Ebert was wrong on the date. It was October of 1962, not November.
Roeper is Wrong. Costner was fantastic in this movie so were Greenwood as JFK and Stephen Culp as Bobby Kennedy this had a great cast every actor was perfect for their part.
Costner didn't overshadow jfk and rfk at all.
Did he say November? Really?
roeper always on target
Roeder makes no sense with that argument
"It would have been better without Kevin Costner in it." Richard Roeper was right. The performances of Bruce Greenwood and Stephen Culp were both superlative. Greenwood's Boston accent was remarkably subtle. Culp's interpretation of Robert Kennedy was downright ghostly. Unfortunately, the film exaggerated the role of Kenny O'Donnell, a political aide who carried no weight in the making of foreign policy. I won't even go into Costner's performance.

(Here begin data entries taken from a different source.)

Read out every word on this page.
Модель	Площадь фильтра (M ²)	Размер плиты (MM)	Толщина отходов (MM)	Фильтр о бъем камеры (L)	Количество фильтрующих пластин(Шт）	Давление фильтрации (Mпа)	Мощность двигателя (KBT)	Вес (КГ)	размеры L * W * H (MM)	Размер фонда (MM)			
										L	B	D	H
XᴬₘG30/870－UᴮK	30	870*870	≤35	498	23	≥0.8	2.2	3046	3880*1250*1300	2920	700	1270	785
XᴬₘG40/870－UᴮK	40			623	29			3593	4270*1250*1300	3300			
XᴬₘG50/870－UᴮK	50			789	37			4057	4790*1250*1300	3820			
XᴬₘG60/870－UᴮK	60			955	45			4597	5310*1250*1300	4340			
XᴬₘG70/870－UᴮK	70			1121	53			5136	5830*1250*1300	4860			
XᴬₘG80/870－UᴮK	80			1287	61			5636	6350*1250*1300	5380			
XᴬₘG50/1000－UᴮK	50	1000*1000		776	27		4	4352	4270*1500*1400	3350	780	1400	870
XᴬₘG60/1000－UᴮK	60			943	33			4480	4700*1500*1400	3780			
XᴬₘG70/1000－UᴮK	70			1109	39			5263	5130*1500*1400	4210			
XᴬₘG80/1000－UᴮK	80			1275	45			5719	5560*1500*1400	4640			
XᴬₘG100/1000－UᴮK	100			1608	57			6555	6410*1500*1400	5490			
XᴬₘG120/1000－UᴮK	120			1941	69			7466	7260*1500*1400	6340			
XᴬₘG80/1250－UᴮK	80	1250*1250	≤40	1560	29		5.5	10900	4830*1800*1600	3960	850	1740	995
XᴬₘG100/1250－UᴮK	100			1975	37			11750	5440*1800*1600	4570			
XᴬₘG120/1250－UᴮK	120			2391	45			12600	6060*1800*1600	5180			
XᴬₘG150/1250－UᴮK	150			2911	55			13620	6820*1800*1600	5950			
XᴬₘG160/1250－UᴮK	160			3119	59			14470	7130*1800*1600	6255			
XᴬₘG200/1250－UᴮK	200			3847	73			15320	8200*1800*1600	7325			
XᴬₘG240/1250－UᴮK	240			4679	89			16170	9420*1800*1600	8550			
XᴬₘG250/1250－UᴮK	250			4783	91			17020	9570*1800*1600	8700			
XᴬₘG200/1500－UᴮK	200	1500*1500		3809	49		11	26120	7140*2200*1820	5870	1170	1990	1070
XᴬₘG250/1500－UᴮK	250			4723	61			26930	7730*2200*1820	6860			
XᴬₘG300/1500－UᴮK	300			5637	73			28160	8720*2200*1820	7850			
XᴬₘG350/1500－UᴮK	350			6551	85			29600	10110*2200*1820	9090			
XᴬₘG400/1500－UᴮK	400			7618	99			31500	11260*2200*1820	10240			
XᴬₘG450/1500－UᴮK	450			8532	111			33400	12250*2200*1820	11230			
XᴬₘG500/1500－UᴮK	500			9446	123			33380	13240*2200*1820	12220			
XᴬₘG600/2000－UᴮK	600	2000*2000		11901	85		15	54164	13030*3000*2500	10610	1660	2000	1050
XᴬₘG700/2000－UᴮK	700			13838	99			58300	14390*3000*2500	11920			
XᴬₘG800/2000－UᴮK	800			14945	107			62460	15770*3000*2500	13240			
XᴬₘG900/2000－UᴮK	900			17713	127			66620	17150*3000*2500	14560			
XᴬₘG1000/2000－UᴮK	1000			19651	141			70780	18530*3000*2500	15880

Greenwood and Culp weren’t big name actors. To get financing for a movie, you often need a big name actor attached, which is no doubt why Costner is present. Roeper is right in that Costner is a distraction. But that’s by design. The filmmakers don’t want you to watch the movie in the eyes of the Kennedys, but rather as an observer who’s in the room with them. Take Costner out and the movie starts to feel like a documentary.
Costner even now is very intrigued about Kennedy, as a result of his role in JFK.